Tucker stored away the thought of two days of his investigation against two whole months spent fruitlessly on the previous two murders: it might be useful, that, if the CC or the media got on his back. He said dismally, “I suppose there’s no doubt now that Hannah Woodgate died at the hand of the same man who killed the previous two women?”
“None whatsoever, sir, I’d say. MO exactly the same, and none of the women sexually assaulted. But you’ll have read all that in my report, sir.” He nodded at the unopened file marked “Confidential” on the superintendent’s desk.
“Of course.” Tucker, who had started guiltily, tried again to assert himself. “But all of this is very general stuff, isn’t it? Compiling lists, narrowing the field. It might be good enough for the general public, but it doesn’t deceive old hands like me. We’re old sweats together, Peach, in CID work.” He leaned forward, allowing Peach to assimilate the nightmare vision of Tommy Bloody Tucker as a colleague at the crime-face. “I want names, Peach. Accounts of villains you have put in the frame and gone after.”
Peach studied his chief for a moment, his dark eyes unblinking.

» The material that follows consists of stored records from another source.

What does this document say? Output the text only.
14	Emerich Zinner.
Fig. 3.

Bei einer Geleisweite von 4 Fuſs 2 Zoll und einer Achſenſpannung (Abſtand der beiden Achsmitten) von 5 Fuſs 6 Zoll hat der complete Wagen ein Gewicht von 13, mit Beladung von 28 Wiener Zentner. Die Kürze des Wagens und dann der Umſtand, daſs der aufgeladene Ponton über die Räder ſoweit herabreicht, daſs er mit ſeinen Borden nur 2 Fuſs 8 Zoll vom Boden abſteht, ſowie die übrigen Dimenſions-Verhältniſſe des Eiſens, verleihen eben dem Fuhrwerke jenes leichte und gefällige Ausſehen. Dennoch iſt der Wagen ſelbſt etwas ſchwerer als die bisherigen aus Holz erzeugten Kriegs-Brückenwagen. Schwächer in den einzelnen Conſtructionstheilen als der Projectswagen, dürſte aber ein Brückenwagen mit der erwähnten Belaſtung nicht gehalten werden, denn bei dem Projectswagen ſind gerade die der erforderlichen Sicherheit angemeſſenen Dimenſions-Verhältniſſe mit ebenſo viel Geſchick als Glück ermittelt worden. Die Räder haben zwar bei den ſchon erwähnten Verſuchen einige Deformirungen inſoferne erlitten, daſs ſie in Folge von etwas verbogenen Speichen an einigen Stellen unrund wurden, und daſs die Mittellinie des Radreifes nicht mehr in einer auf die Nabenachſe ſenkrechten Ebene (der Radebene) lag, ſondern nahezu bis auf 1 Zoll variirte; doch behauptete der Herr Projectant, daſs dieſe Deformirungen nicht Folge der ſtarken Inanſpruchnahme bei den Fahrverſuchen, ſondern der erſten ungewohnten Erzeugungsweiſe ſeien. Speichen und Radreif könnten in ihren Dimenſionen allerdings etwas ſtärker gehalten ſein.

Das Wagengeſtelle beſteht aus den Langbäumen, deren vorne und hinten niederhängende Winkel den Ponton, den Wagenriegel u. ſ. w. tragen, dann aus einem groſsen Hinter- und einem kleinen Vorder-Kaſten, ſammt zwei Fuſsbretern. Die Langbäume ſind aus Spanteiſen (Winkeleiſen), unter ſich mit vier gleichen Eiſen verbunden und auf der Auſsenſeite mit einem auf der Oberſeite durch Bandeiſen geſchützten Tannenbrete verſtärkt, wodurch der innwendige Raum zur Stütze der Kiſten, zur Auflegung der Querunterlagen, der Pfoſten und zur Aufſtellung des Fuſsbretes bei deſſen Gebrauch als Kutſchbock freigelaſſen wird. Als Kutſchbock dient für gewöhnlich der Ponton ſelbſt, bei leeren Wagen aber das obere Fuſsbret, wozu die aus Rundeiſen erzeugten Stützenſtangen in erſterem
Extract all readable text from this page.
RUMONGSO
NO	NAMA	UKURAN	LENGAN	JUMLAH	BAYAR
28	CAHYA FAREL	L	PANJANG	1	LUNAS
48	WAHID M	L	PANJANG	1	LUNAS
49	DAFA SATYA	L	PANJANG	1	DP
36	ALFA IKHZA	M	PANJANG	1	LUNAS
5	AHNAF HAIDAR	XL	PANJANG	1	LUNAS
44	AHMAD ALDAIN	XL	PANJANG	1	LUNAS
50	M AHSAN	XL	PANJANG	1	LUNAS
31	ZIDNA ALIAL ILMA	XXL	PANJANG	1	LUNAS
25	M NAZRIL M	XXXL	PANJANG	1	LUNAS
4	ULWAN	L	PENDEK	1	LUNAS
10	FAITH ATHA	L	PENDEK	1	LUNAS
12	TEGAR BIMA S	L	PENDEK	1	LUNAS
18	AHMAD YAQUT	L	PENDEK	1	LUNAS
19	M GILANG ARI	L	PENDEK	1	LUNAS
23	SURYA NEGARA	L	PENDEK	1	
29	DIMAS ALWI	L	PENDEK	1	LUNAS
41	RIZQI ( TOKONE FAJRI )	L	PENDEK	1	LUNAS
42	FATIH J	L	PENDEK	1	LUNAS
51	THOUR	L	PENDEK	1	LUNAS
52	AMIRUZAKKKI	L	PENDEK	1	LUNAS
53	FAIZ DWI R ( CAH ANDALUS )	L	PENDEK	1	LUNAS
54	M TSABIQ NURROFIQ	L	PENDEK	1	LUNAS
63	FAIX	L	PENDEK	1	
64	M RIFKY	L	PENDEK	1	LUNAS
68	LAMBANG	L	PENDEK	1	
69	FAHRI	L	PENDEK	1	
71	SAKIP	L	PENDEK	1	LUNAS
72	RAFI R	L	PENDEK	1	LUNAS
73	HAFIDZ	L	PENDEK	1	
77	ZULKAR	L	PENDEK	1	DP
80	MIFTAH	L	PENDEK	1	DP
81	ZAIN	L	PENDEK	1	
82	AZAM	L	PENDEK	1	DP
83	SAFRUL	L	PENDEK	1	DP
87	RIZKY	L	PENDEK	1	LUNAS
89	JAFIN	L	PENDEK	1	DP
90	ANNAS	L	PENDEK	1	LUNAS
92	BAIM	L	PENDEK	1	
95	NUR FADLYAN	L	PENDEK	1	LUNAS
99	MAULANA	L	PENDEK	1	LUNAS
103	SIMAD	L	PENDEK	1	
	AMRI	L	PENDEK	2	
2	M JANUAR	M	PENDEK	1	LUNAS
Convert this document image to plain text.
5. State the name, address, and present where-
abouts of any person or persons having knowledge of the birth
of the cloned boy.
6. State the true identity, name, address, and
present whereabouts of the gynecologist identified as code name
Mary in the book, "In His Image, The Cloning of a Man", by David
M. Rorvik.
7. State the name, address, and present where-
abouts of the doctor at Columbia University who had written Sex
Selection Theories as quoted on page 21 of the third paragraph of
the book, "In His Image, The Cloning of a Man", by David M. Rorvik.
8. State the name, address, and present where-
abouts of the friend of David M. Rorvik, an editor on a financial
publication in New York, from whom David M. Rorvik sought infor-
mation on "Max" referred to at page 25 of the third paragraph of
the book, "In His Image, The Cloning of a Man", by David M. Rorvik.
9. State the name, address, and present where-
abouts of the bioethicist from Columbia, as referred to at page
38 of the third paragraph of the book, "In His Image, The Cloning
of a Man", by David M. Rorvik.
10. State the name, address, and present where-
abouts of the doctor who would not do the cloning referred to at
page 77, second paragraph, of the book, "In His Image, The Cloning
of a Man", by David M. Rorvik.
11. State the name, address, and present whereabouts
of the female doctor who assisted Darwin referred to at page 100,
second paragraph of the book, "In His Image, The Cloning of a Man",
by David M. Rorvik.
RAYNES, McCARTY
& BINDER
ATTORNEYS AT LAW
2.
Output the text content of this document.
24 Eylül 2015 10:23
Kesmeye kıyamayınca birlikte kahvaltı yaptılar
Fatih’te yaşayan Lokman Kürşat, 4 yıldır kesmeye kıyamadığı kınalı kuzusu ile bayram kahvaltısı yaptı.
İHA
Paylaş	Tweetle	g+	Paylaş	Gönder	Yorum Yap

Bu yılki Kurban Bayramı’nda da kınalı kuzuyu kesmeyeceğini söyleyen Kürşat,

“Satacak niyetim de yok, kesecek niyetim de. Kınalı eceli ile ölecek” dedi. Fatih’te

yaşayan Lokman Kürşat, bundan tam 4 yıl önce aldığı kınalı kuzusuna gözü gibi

Then he abruptly spat the words, “Billy Bedford.”
Tucker recoiled a foot — almost as if he had been slapped on the cheek with a wet cod, thought Peach pleasurably. The superintendent said stupidly, “Billy Bedford?”
Peach realised with delight that Tucker didn’t know the man, whereas he could guarantee that every other member of Brunton CID would have recognised the name immediately. “Flasher, sir. Mucky magazine type. Several previous convictions. Did time for the last one. Fifty-four. Lives alone with his mother.”
Tucker’s eyes lit up. “Can he account for his whereabouts at the time of the murders?”
“Not satisfactorily, sir, no.”
“Then why isn’t he in a cell?” Tucker stuck out his chin in his most decisive manner.
Peach took a metaphorical swing at it. “Because he didn’t do it, sir. Not in my opinion. Of course, if you’d like to have a go at him yourself, I can arrange—”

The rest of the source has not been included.